The credit card industry's consolidation advanced a step on Tuesday as Associates First Capital Corp. agreed to buy KeyCorp's $1.3 billion credit card portfolio for one of the richer premiums in such deals this year.

The deal highlights Associates' desire to expand its bank card business through agent bank relationships, and would ratchet the company a notch higher in the card portfolio rankings, to 13th-largest MasterCard and Visa issuer, with about $7 billion of receivables. Including private-label programs, Associates now controls some $11 billion in receivables. The sale also fulfills KeyCorp's pledge to quit the business.

Associates, the largest nonbank financial services company in the country, said it will acquire nearly 600,000 MasterCard and Visa accounts. Analysts said Associates is paying a 25% premium, well above this year's average of 16.4%. KeyCorp, the second-largest bank based in Ohio, with $83 billion in assets, said it expects its gain on the sale to be about $330 million.

Industry experts said the price of the deal might entice other banks with portfolios similar to KeyCorp's to sell their card businesses.
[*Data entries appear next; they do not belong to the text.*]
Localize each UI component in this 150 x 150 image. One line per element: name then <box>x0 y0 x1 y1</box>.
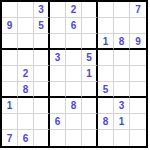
cell-r5c8[interactable] <box>114 66 130 82</box>
cell-r7c3[interactable] <box>34 98 50 114</box>
cell-r3c3[interactable] <box>34 34 50 50</box>
cell-r5c3[interactable] <box>34 66 50 82</box>
cell-r1c2[interactable] <box>18 2 34 18</box>
cell-r6c6[interactable] <box>82 82 98 98</box>
cell-r4c7[interactable] <box>98 50 114 66</box>
sudoku-board: 32795618935218518368176 <box>0 0 148 148</box>
cell-r1c5[interactable]: 2 <box>66 2 82 18</box>
cell-r6c3[interactable] <box>34 82 50 98</box>
cell-r9c1[interactable]: 7 <box>2 130 18 146</box>
cell-r6c1[interactable] <box>2 82 18 98</box>
cell-r3c6[interactable] <box>82 34 98 50</box>
cell-r9c8[interactable] <box>114 130 130 146</box>
cell-r4c9[interactable] <box>130 50 146 66</box>
cell-r5c9[interactable] <box>130 66 146 82</box>
cell-r4c6[interactable]: 5 <box>82 50 98 66</box>
cell-r2c5[interactable]: 6 <box>66 18 82 34</box>
cell-r8c3[interactable] <box>34 114 50 130</box>
cell-r7c6[interactable] <box>82 98 98 114</box>
cell-r4c4[interactable]: 3 <box>50 50 66 66</box>
cell-r1c4[interactable] <box>50 2 66 18</box>
cell-r5c4[interactable] <box>50 66 66 82</box>
cell-r3c2[interactable] <box>18 34 34 50</box>
cell-r1c6[interactable] <box>82 2 98 18</box>
cell-r1c9[interactable]: 7 <box>130 2 146 18</box>
cell-r6c8[interactable] <box>114 82 130 98</box>
cell-r8c2[interactable] <box>18 114 34 130</box>
cell-r2c7[interactable] <box>98 18 114 34</box>
cell-r1c7[interactable] <box>98 2 114 18</box>
cell-r2c6[interactable] <box>82 18 98 34</box>
cell-r5c2[interactable]: 2 <box>18 66 34 82</box>
cell-r6c7[interactable]: 5 <box>98 82 114 98</box>
cell-r2c3[interactable]: 5 <box>34 18 50 34</box>
cell-r2c9[interactable] <box>130 18 146 34</box>
cell-r9c9[interactable] <box>130 130 146 146</box>
cell-r3c7[interactable]: 1 <box>98 34 114 50</box>
cell-r2c4[interactable] <box>50 18 66 34</box>
cell-r1c3[interactable]: 3 <box>34 2 50 18</box>
cell-r7c1[interactable]: 1 <box>2 98 18 114</box>
cell-r7c5[interactable]: 8 <box>66 98 82 114</box>
cell-r3c8[interactable]: 8 <box>114 34 130 50</box>
cell-r8c8[interactable]: 1 <box>114 114 130 130</box>
cell-r3c4[interactable] <box>50 34 66 50</box>
cell-r4c2[interactable] <box>18 50 34 66</box>
cell-r8c1[interactable] <box>2 114 18 130</box>
cell-r8c5[interactable] <box>66 114 82 130</box>
cell-r8c4[interactable]: 6 <box>50 114 66 130</box>
cell-r8c6[interactable] <box>82 114 98 130</box>
cell-r9c3[interactable] <box>34 130 50 146</box>
cell-r1c1[interactable] <box>2 2 18 18</box>
cell-r9c2[interactable]: 6 <box>18 130 34 146</box>
cell-r9c6[interactable] <box>82 130 98 146</box>
cell-r5c1[interactable] <box>2 66 18 82</box>
cell-r2c2[interactable] <box>18 18 34 34</box>
cell-r9c4[interactable] <box>50 130 66 146</box>
cell-r5c7[interactable] <box>98 66 114 82</box>
cell-r6c5[interactable] <box>66 82 82 98</box>
cell-r6c9[interactable] <box>130 82 146 98</box>
cell-r1c8[interactable] <box>114 2 130 18</box>
cell-r4c3[interactable] <box>34 50 50 66</box>
cell-r4c8[interactable] <box>114 50 130 66</box>
cell-r3c9[interactable]: 9 <box>130 34 146 50</box>
cell-r3c1[interactable] <box>2 34 18 50</box>
cell-r7c7[interactable] <box>98 98 114 114</box>
cell-r9c7[interactable] <box>98 130 114 146</box>
cell-r5c5[interactable] <box>66 66 82 82</box>
cell-r7c9[interactable] <box>130 98 146 114</box>
cell-r2c1[interactable]: 9 <box>2 18 18 34</box>
cell-r8c9[interactable] <box>130 114 146 130</box>
cell-r5c6[interactable]: 1 <box>82 66 98 82</box>
cell-r9c5[interactable] <box>66 130 82 146</box>
cell-r6c4[interactable] <box>50 82 66 98</box>
cell-r6c2[interactable]: 8 <box>18 82 34 98</box>
cell-r7c8[interactable]: 3 <box>114 98 130 114</box>
cell-r2c8[interactable] <box>114 18 130 34</box>
cell-r8c7[interactable]: 8 <box>98 114 114 130</box>
cell-r3c5[interactable] <box>66 34 82 50</box>
cell-r7c2[interactable] <box>18 98 34 114</box>
cell-r7c4[interactable] <box>50 98 66 114</box>
cell-r4c1[interactable] <box>2 50 18 66</box>
cell-r4c5[interactable] <box>66 50 82 66</box>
Industry sources said at least three more deals would be announced either this week or in the first part of January.

"At 25%, other issuers that have strong relationship portfolios will certainly take note," said Jerry Craft, president of Inficorp, a consulting firm in Atlanta. "That's a strong premium."

Beyond providing a sizable gain, the deal solves a problem for Cleveland-based KeyCorp, which has been looking for a buyer for its credit card business since October.

"We haven't been a major force in the card business for several years," said John Fuller, a KeyCorp spokesman. "You have to have a large base of accounts to be able to grow the business and sustain it, and like a number of others, we've reached the conclusion that we could put our assets to other businesses."

As part of the deal, which is expected to close by the end of January, Associates will assume control of the KeyCorp credit card facility in Toledo, Ohio, and retain the 300 employees who work there. Associates said it would keep the KeyCorp name and logo on the card accounts.

"KeyCorp's marquee brand is an ideal fit with our strategy of building our agent bank business," said Keith W. Hughes, chairman and chief executive officer of Associates in Irving, Tex. "This agreement will enable us to market credit cards and related services to KeyCorp's customers."

Analysts said the high premium Associates is paying for the portfolio could be justified by the quality of the accounts and the chance to cross-sell additional products to KeyCorp's customers.

"Associates offers a broad array of consumer financial services that are going to be cross-sold under the KeyCorp name to its core customer base," said Darrell Hendrix, vice president of research at Friedman, Billings & Ramsey in Arlington, Va. "The 25% premium is on the high end of the range, but Associates has a lot of added value that they bring to the table."

For example, Associates will be able to market its college student credit card to KeyCorp's student loan customers, Mr. Hendrix said.

"Our alliance with The Associates is targeted on enhancing customer value," said Robert W. Gillespie, chairman and chief executive officer at KeyCorp, in a statement. "We sought and have found in The Associates an ideal partner who can provide our clients with the superior service they expect and the choices they want through an outstanding array of credit card products."

The Nilson Report, an industry newsletter based in Oxnard, Calif., ranked KeyCorp as the 24th-largest MasterCard and Visa issuer in the United States.

David Robertson, president of The Nilson Report, said the deal is a sign that Associates wants to expand its business in the prime bank card segment. Historically, Associates has served the "un-prime market," Mr. Robertson said.

"You've got Associates, which is flush and wanting to expand its distribution channel. It wants to be in the bank card business for the long run," he said. "It gets access to KeyCorp customers and sees that as an important way to grow."

Associates said the sale is a continuation of its strategy to grow through agent bank relationships. It established a similar relationship with Washington Mutual Inc. of Seattle, last December.

Robert K. Hammer, an investment banker in Thousand Oaks, Calif., who brokers credit card deals, said prices are at historic highs.

The price is "often driven by credit quality and supply and demand," Mr. Hammer said. "In this case, it's a high quality file, and there is not much supply out there."

Associates' management team is considered conservative when it comes to acquisitions.

"They are good tough negotiators, but very fair," Mr. Hammer said. "I'm sure what they paid was worth it in their model."